We can play this in several ways using equities and options. (This channel is also a handy reference for index futures traders, too.) First, there’s the tracking stocks—the SPY, DIA, QQQQ, etc. along with their double and triple long/short ETF counterparts. You can buy these when the index turns up from its lower channel boundary, sell when it reaches the upper boundary, and then take a short position (by either shorting the tracking stock or buying the short equivalent) when the index begins to head back down.

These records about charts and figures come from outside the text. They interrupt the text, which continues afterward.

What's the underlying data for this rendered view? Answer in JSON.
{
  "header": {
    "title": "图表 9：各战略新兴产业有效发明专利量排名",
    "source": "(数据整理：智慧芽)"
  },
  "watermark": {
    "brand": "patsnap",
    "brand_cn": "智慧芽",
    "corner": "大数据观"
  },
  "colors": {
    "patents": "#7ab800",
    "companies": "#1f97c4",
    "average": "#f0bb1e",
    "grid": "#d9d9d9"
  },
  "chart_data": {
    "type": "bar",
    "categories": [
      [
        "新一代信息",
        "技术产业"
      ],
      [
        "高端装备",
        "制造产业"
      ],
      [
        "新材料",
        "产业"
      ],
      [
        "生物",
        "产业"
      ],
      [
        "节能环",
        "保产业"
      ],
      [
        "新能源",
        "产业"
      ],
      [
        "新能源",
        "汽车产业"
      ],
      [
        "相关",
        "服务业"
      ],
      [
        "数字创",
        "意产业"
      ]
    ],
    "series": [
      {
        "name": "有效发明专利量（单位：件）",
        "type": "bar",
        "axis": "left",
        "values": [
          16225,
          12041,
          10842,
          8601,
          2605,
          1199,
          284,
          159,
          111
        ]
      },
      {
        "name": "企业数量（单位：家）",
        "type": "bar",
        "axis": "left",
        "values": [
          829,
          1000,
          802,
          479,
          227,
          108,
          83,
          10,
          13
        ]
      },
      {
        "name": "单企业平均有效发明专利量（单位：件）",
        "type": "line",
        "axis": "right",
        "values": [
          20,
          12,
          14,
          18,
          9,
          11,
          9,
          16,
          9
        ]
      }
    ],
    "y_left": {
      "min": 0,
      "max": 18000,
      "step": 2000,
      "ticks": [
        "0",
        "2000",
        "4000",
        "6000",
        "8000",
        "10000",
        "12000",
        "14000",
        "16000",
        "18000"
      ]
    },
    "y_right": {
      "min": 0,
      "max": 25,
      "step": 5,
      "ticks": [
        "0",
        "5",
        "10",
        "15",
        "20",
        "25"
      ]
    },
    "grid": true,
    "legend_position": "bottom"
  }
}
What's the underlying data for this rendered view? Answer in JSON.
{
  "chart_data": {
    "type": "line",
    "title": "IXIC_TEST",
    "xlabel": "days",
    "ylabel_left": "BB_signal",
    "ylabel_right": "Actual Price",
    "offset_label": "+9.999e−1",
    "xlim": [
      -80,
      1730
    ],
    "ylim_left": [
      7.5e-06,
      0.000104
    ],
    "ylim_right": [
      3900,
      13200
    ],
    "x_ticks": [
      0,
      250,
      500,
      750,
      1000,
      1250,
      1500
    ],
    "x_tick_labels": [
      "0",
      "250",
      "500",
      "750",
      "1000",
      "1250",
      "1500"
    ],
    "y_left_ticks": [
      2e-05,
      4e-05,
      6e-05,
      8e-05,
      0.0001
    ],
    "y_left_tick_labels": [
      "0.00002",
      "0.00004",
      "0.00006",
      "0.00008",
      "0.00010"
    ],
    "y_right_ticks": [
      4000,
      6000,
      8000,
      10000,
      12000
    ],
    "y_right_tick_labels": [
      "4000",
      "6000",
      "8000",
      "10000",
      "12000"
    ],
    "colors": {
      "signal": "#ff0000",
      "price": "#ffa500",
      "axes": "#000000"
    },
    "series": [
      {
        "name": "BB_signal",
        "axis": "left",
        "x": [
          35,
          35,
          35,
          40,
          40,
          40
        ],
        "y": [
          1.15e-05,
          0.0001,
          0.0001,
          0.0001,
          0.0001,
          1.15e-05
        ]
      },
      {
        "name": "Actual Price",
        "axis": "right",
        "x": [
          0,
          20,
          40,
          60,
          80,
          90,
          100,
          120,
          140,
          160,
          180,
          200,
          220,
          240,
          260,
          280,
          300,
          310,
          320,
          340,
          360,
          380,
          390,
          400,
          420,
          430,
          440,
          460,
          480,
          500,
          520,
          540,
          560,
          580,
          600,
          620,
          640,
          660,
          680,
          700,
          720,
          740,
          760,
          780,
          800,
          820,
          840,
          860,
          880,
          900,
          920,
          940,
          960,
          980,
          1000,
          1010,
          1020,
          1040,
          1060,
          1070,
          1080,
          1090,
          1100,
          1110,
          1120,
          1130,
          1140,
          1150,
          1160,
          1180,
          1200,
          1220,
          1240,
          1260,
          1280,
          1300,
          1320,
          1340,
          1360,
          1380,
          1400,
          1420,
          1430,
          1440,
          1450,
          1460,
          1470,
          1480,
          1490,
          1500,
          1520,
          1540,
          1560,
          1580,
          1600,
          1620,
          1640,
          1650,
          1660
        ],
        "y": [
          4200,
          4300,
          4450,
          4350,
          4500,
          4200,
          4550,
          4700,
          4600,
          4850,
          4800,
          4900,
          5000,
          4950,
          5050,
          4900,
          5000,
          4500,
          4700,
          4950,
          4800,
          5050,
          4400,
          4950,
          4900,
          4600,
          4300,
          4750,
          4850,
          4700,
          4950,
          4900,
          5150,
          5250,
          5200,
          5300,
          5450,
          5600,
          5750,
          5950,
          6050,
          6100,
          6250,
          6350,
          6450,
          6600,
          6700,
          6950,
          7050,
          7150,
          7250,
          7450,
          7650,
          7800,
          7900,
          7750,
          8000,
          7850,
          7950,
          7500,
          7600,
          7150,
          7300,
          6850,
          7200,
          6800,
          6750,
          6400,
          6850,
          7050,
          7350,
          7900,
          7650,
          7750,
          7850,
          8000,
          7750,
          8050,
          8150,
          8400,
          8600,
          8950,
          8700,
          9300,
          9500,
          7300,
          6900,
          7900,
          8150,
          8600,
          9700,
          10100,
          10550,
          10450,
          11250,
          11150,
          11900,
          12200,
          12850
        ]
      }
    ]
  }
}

Options players can play the options on either the indexes or the tracking stocks. Options on the latter are cheaper and generally more liquid than the former. Possible options strategies include the above-mentioned credit-spreads, debit-spreads, or straight calls and puts. Because of the time decay factor inherent in options pricing, I prefer buying options with strikes that are at least 6 months out if I plan on holding them for more than a day or two.

A note on currencies

The Greenback
The long US dollar tracking stock, the UUP, has been trading in the $26-$27 range for the past six weeks. A definitive break on either side will likely continue in the same direction—just a heads up to you currency traders out there. (There are no options on the UUP, alas.)

The Yen
The Japanese yen is the only currency (with a tracking stock) that is bucking the buck. It’s tracking stock, the FXY, has been rising steadily since its October 6th breakout and is less than $2 away from hitting its yearly high at $108.79. This tracking stock is optionable and selling the December 105 cash-secured put when it next takes a breather (maybe as soon as tomorrow) would be a nice way to ease into a long position. Note that many of its options are thinly traded and you can’t buy any further into the future than June 2009.